Inevitablemente un planteo de este tipo lleva a un lugar central la renegociación de la deuda con el FMI. Estamos negociando una cuestión crucial que atañe a nuestro futuro por muchos años. Y el proceso que llevó al endeudamiento fue explicado oportunamente por el presidente como un acto de irresponsabilidad del gobierno de Macri del que el Fondo termina siendo cómplice (todo indica que como exigencia de Estados Unidos de colaborar con la campaña electoral oficialista. ¿Esa mirada entra en el despacho donde se negocia o se queda en la puerta? Por otra parte, antes de que la negociación termine, estamos viendo sus consecuencias: el “equilibrio fiscal” es un modo en que se expresa la prioridad de los pagos de la deuda por sobre la urgencia social. Es el modo de imponer los intereses de las grandes corporaciones. Se lo llame ajuste, o de cualquier otro modo, es muy difícil pensar que esa exigencia del organismo de crédito no tiene relación alguna con la subejecución de los gastos previstos en el presupuesto. Y nada menos que en la más dolorosa de las circunstancias sociales.

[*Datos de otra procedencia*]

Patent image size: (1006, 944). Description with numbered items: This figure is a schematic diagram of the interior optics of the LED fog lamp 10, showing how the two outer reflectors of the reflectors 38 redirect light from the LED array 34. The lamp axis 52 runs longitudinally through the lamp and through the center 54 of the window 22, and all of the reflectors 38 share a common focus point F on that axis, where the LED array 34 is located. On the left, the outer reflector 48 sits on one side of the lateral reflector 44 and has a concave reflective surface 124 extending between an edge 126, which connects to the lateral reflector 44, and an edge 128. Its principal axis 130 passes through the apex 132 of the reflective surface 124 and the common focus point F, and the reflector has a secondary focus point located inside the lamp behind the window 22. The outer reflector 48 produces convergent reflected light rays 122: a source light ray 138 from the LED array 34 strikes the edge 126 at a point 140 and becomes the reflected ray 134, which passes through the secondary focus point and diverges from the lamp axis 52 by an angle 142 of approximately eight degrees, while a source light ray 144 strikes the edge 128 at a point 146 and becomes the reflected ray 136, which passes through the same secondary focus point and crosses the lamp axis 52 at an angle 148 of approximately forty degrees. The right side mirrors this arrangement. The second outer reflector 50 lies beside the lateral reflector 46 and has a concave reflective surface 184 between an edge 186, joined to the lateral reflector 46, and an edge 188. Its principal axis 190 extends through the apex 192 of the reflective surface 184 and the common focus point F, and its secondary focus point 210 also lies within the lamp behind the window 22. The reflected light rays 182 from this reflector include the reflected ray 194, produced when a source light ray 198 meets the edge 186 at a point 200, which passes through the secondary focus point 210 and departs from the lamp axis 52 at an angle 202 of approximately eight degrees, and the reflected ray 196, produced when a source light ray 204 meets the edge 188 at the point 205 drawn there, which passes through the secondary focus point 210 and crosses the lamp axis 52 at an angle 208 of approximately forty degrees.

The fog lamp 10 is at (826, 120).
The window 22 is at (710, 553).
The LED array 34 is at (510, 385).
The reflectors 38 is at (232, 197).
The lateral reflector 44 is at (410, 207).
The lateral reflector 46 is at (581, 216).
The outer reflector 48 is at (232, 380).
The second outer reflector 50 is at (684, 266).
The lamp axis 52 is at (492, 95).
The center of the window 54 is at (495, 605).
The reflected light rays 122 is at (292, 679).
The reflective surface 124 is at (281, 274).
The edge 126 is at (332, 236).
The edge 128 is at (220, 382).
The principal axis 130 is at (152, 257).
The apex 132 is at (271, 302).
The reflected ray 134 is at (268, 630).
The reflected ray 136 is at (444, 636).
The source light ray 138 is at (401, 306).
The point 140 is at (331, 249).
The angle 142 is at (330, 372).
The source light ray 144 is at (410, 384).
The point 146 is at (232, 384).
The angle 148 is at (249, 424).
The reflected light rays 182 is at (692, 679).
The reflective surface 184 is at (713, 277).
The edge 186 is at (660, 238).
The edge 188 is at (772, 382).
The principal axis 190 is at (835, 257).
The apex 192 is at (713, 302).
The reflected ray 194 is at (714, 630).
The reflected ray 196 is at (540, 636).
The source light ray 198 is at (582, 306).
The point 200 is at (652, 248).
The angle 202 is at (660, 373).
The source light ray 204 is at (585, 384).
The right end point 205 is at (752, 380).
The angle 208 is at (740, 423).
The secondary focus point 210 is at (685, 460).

Entramos en una zona muy crítica del conflicto político. La derecha, que expresa a los sectores más enemigos de ese “contrato social de responsabilidad ciudadana, del que habló CFK rememorando los tiempos de Perón y de Gelbard, está intentando capitalizar el resultado de las primarias a favor de la extorsión al gobierno y como parte de un proceso desestabilizador. Enfrentar esos planes supone, en primer lugar, la preservación de la unidad del frente de todos. Y, al mismo tiempo, la elaboración de una hoja de ruta clara para el período que -a pesar de la inevitable incertidumbre- parece haber comenzado con relación a la pandemia. Es decir, junto a las medidas urgentes, la promesa de un camino distinto a recorrer y la decisión política de recorrerlo.